3. Gas and grains drive the economy
Beyond the strategic importance of Crimea and Ukraine, the situation in the region is complicated by both the abundance and scarcity of certain natural resources.
Ukraine has been called "the breadbasket of Russia" for centuries, since the region produced much of the grain needed to feed the country's vast czarist empire. Even today, Ukraine is one of the world's largest producers of corn and wheat, and much of that passes through Crimean ports. (More than 50 percent of the Crimean economy is devoted to food production and distribution industries, according to Ukrainian government figures.)
But the semiarid climate that makes Crimea such a popular tourist destination also makes the peninsula largely dependent on Ukraine for water, as well as about 70 percent of its food, according to Slate.
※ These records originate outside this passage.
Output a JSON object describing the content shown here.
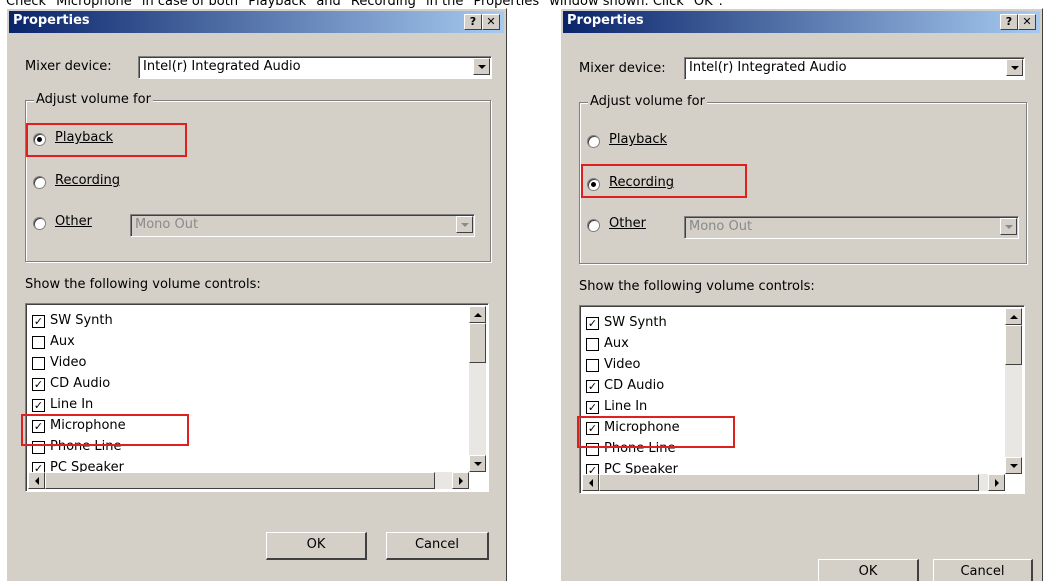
{
  "caption": "Check \"Microphone\" in case of both \"Playback\" and \"Recording\" in the \"Properties\" window shown. Click \"OK\".",
  "colors": {
    "titlebar_start": "#0a246a",
    "titlebar_end": "#a6caf0",
    "highlight": "#e02020",
    "face": "#d4d0c8"
  },
  "icons": {
    "help": "question-mark",
    "close": "x-mark"
  },
  "dialogs": [
    {
      "title": "Properties",
      "help_label": "?",
      "close_label": "✕",
      "mixer_label": "Mixer device:",
      "mixer_value": "Intel(r) Integrated Audio",
      "group_title": "Adjust volume for",
      "radios": [
        {
          "label": "Playback",
          "checked": true
        },
        {
          "label": "Recording",
          "checked": false
        },
        {
          "label": "Other",
          "checked": false
        }
      ],
      "other_value": "Mono Out",
      "controls_label": "Show the following volume controls:",
      "items": [
        {
          "label": "SW Synth",
          "mark": "✓"
        },
        {
          "label": "Aux",
          "mark": ""
        },
        {
          "label": "Video",
          "mark": ""
        },
        {
          "label": "CD Audio",
          "mark": "✓"
        },
        {
          "label": "Line In",
          "mark": "✓"
        },
        {
          "label": "Microphone",
          "mark": "✓"
        },
        {
          "label": "Phone Line",
          "mark": ""
        },
        {
          "label": "PC Speaker",
          "mark": "✓"
        }
      ],
      "ok_label": "OK",
      "cancel_label": "Cancel",
      "highlighted_option": "Playback"
    },
    {
      "title": "Properties",
      "help_label": "?",
      "close_label": "✕",
      "mixer_label": "Mixer device:",
      "mixer_value": "Intel(r) Integrated Audio",
      "group_title": "Adjust volume for",
      "radios": [
        {
          "label": "Playback",
          "checked": false
        },
        {
          "label": "Recording",
          "checked": true
        },
        {
          "label": "Other",
          "checked": false
        }
      ],
      "other_value": "Mono Out",
      "controls_label": "Show the following volume controls:",
      "items": [
        {
          "label": "SW Synth",
          "mark": "✓"
        },
        {
          "label": "Aux",
          "mark": ""
        },
        {
          "label": "Video",
          "mark": ""
        },
        {
          "label": "CD Audio",
          "mark": "✓"
        },
        {
          "label": "Line In",
          "mark": "✓"
        },
        {
          "label": "Microphone",
          "mark": "✓"
        },
        {
          "label": "Phone Line",
          "mark": ""
        },
        {
          "label": "PC Speaker",
          "mark": "✓"
        }
      ],
      "ok_label": "OK",
      "cancel_label": "Cancel",
      "highlighted_option": "Recording"
    }
  ]
}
The energy picture in Crimea and Ukraine is also tricky: Crimea relies on Ukraine for much of its electricity, and Europe relies on Russia for about 25 percent of its natural gas, according to CNN. Furthermore, the natural gas that Russia sends to Europe travels largely through pipelines that snake across the Ukrainian landscape.
That's why any instability in the region is bound to send shock waves through international energy markets: Crude-oil prices jumped by $2.33 a barrel on Monday (March 3), due in large part to jitters over the Russian aggression in Crimea, according to the Associated Press.